O'Neil had kept in touch for years with Cutten even after Cutten moved to California and O'Neil joined the Air Force. Cutten would send Christmas cards to O'Neil's mom's house, and O'Neil's mother would then mail them to her. One time, either in 1973 or 1976, they can't remember when, O'Neil had a stopover in California on her way to a base in Asia. They saw each other then, but after that they lost track of each other.

O'Neil remembered a few important details of Cutten's life. First, she had married and had Cutten as a last name. Second, she had a son named Vito. O'Neil found a Vito Cutten on Facebook and reached out to him to see if his mother was named Lisa. Vito then connected the women.

Soon they began planning the reunion trip, which included dinner together with spouses and a carriage ride as well as a trip to Starbucks, where they talked for three hours straight as the time flew by.

One of the biggest lessons Cutten taught O'Neil was the importance of being reliable. It's a lesson O'Neil took with her when, 20 years later, at 34, she decided to become a Big Sister and got matched with Harris. No matter what came up, O'Neil wouldn't cancel on Harris — she knew how important it was for her to be there.

"Nothing stopped me on the day I promised her I would see her," O'Neil says.

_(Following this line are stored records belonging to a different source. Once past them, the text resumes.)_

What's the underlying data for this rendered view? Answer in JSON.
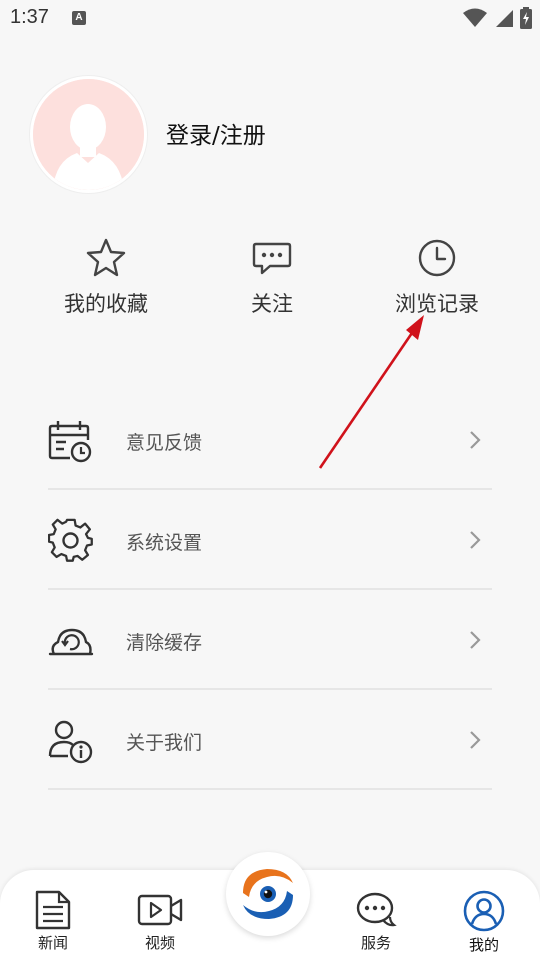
{
  "status_bar": {
    "time": "1:37",
    "notification_icon_letter": "A",
    "icons": [
      "wifi-icon",
      "signal-icon",
      "battery-charging-icon"
    ]
  },
  "profile": {
    "login_label": "登录/注册",
    "avatar_bg": "#fde0dd"
  },
  "quick_actions": [
    {
      "label": "我的收藏",
      "icon": "star-icon"
    },
    {
      "label": "关注",
      "icon": "chat-bubble-icon"
    },
    {
      "label": "浏览记录",
      "icon": "clock-icon"
    }
  ],
  "menu": [
    {
      "label": "意见反馈",
      "icon": "calendar-clock-icon"
    },
    {
      "label": "系统设置",
      "icon": "gear-icon"
    },
    {
      "label": "清除缓存",
      "icon": "cloud-refresh-icon"
    },
    {
      "label": "关于我们",
      "icon": "user-info-icon"
    }
  ],
  "annotation": {
    "type": "red-arrow",
    "color": "#d0121b",
    "points_to": "浏览记录"
  },
  "tabbar": {
    "tabs": [
      {
        "label": "新闻",
        "icon": "news-icon",
        "active": false
      },
      {
        "label": "视频",
        "icon": "video-icon",
        "active": false
      },
      {
        "label": "服务",
        "icon": "service-chat-icon",
        "active": false
      },
      {
        "label": "我的",
        "icon": "profile-icon",
        "active": true
      }
    ],
    "center_icon": "app-logo-icon",
    "accent_color": "#1a5fb4",
    "logo_orange": "#e8731c"
  }
}
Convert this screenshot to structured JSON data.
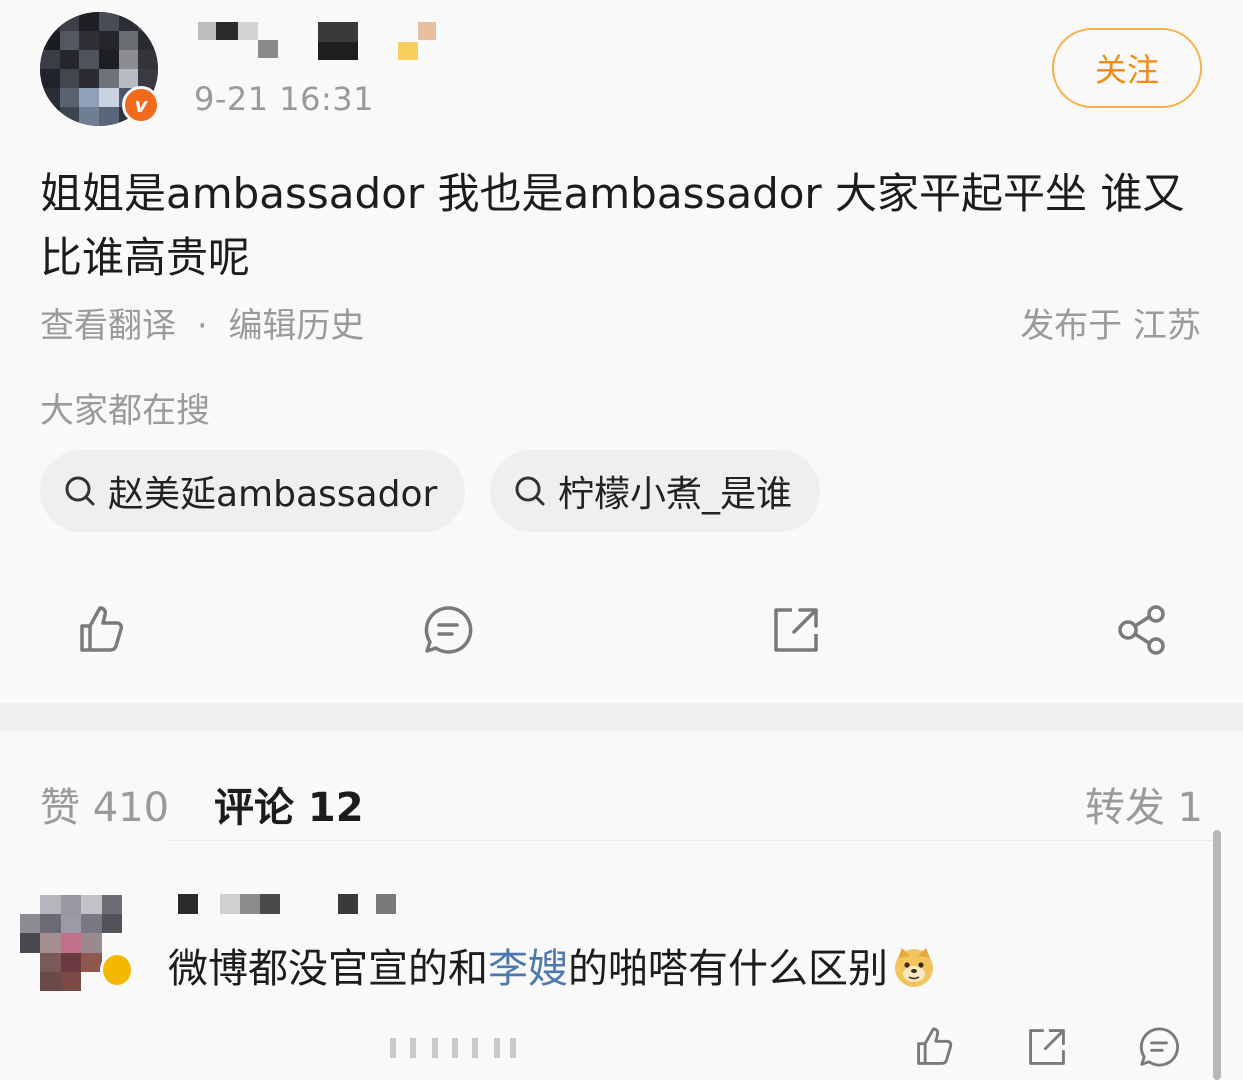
{
  "post": {
    "time": "9-21 16:31",
    "follow_label": "关注",
    "text": "姐姐是ambassador 我也是ambassador 大家平起平坐 谁又比谁高贵呢",
    "translate_link": "查看翻译",
    "separator": "·",
    "edit_history_link": "编辑历史",
    "location": "发布于 江苏"
  },
  "hot_search": {
    "label": "大家都在搜",
    "chips": [
      {
        "text": "赵美延ambassador"
      },
      {
        "text": "柠檬小煮_是谁"
      }
    ]
  },
  "actions": {
    "icons": [
      "like-icon",
      "comment-icon",
      "repost-icon",
      "share-icon"
    ]
  },
  "tabs": {
    "likes": "赞 410",
    "comments": "评论 12",
    "reposts": "转发 1"
  },
  "comment": {
    "text_before": "微博都没官宣的和",
    "mention": "李嫂",
    "text_after": "的啪嗒有什么区别",
    "emoji": "doge-emoji"
  },
  "colors": {
    "background": "#f9f9f9",
    "follow_orange": "#f08c11",
    "verify_badge": "#f26a1b",
    "mention_blue": "#4d78b0",
    "muted_gray": "#9a9a9a"
  }
}
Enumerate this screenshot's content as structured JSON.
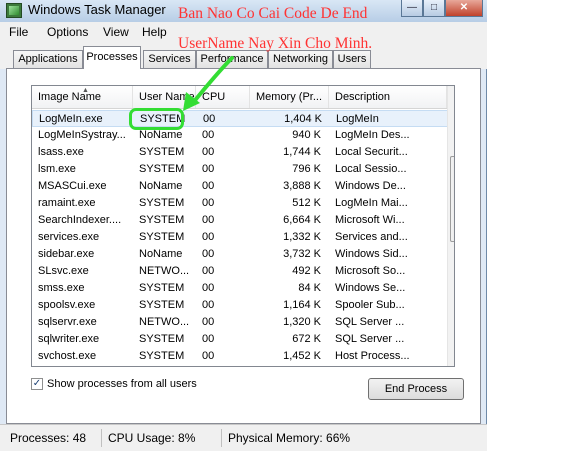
{
  "window": {
    "title": "Windows Task Manager",
    "buttons": [
      "—",
      "□",
      "✕"
    ]
  },
  "menu": [
    "File",
    "Options",
    "View",
    "Help"
  ],
  "tabs": [
    "Applications",
    "Processes",
    "Services",
    "Performance",
    "Networking",
    "Users"
  ],
  "columns": [
    "Image Name",
    "User Name",
    "CPU",
    "Memory (Pr...",
    "Description"
  ],
  "rows": [
    {
      "name": "LogMeIn.exe",
      "user": "SYSTEM",
      "cpu": "00",
      "mem": "1,404 K",
      "desc": "LogMeIn"
    },
    {
      "name": "LogMeInSystray...",
      "user": "NoName",
      "cpu": "00",
      "mem": "940 K",
      "desc": "LogMeIn Des..."
    },
    {
      "name": "lsass.exe",
      "user": "SYSTEM",
      "cpu": "00",
      "mem": "1,744 K",
      "desc": "Local Securit..."
    },
    {
      "name": "lsm.exe",
      "user": "SYSTEM",
      "cpu": "00",
      "mem": "796 K",
      "desc": "Local Sessio..."
    },
    {
      "name": "MSASCui.exe",
      "user": "NoName",
      "cpu": "00",
      "mem": "3,888 K",
      "desc": "Windows De..."
    },
    {
      "name": "ramaint.exe",
      "user": "SYSTEM",
      "cpu": "00",
      "mem": "512 K",
      "desc": "LogMeIn Mai..."
    },
    {
      "name": "SearchIndexer....",
      "user": "SYSTEM",
      "cpu": "00",
      "mem": "6,664 K",
      "desc": "Microsoft Wi..."
    },
    {
      "name": "services.exe",
      "user": "SYSTEM",
      "cpu": "00",
      "mem": "1,332 K",
      "desc": "Services and..."
    },
    {
      "name": "sidebar.exe",
      "user": "NoName",
      "cpu": "00",
      "mem": "3,732 K",
      "desc": "Windows Sid..."
    },
    {
      "name": "SLsvc.exe",
      "user": "NETWO...",
      "cpu": "00",
      "mem": "492 K",
      "desc": "Microsoft So..."
    },
    {
      "name": "smss.exe",
      "user": "SYSTEM",
      "cpu": "00",
      "mem": "84 K",
      "desc": "Windows Se..."
    },
    {
      "name": "spoolsv.exe",
      "user": "SYSTEM",
      "cpu": "00",
      "mem": "1,164 K",
      "desc": "Spooler Sub..."
    },
    {
      "name": "sqlservr.exe",
      "user": "NETWO...",
      "cpu": "00",
      "mem": "1,320 K",
      "desc": "SQL Server ..."
    },
    {
      "name": "sqlwriter.exe",
      "user": "SYSTEM",
      "cpu": "00",
      "mem": "672 K",
      "desc": "SQL Server ..."
    },
    {
      "name": "svchost.exe",
      "user": "SYSTEM",
      "cpu": "00",
      "mem": "1,452 K",
      "desc": "Host Process..."
    }
  ],
  "show_all_label": "Show processes from all users",
  "show_all_checked": "✓",
  "end_process_label": "End Process",
  "status": {
    "processes": "Processes: 48",
    "cpu": "CPU Usage: 8%",
    "memory": "Physical Memory: 66%"
  },
  "annotation": {
    "line1": "Ban Nao Co Cai Code De End",
    "line2": "UserName Nay Xin Cho Minh.",
    "color": "#ff3333",
    "highlight_color": "#33dd33"
  }
}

At the time, Harris and her brother were being raised by her grandmother in East Austin. Harris was also 14. In her large extended family, she was the only girl, Harris says. "I always wanted a Big Sister when I was little."

She was also happy to get out from under her grandmother's strict thumb. "I get to get out of the house," Harris says. "It was good to get away."

Their best memory of their time together was Hobie Day, which Big Brothers Big Sisters of Central Texas still does. They sailed a catamaran on Lake Travis. They ended up flipping over and into the water. They also remember getting to see "The Nutcracker" every year.

Harris also remembers lessons O'Neil taught her, like always have money for a phone call and money for a cab. But it went beyond the practical.

"I think it would have been hard," Harris says of what would have happened if she had not chosen to be matched with a Big Sister. Her life, she says, "wouldn't have been as fulfilled as it was. ... It made a big difference in so many ways."

They have been able to keep in touch, in part because O'Neil has had the same landline phone number. O'Neil came to all of Harris' graduations and school activities and now knows Harris' children and grandchildren.

Harris says even now, she tells people O'Neil is her sister. "I see her as my real Big Sister. She's the only one I ever had."

O'Neil says she just can't emphasize how "awesome" Big Brothers Big Sisters is.

"You don't know how much impact you had," O'Neil says. "It makes a difference."

"Lisa, if you had never taken that leap to volunteer, and taken that leap and come out ... the lives you affected," O'Neil said.

"It's very needed; it's very necessary," Harris says.

"You get back more than you put in," Cutten says. You may one day realize "what a far-reaching impact you had on others."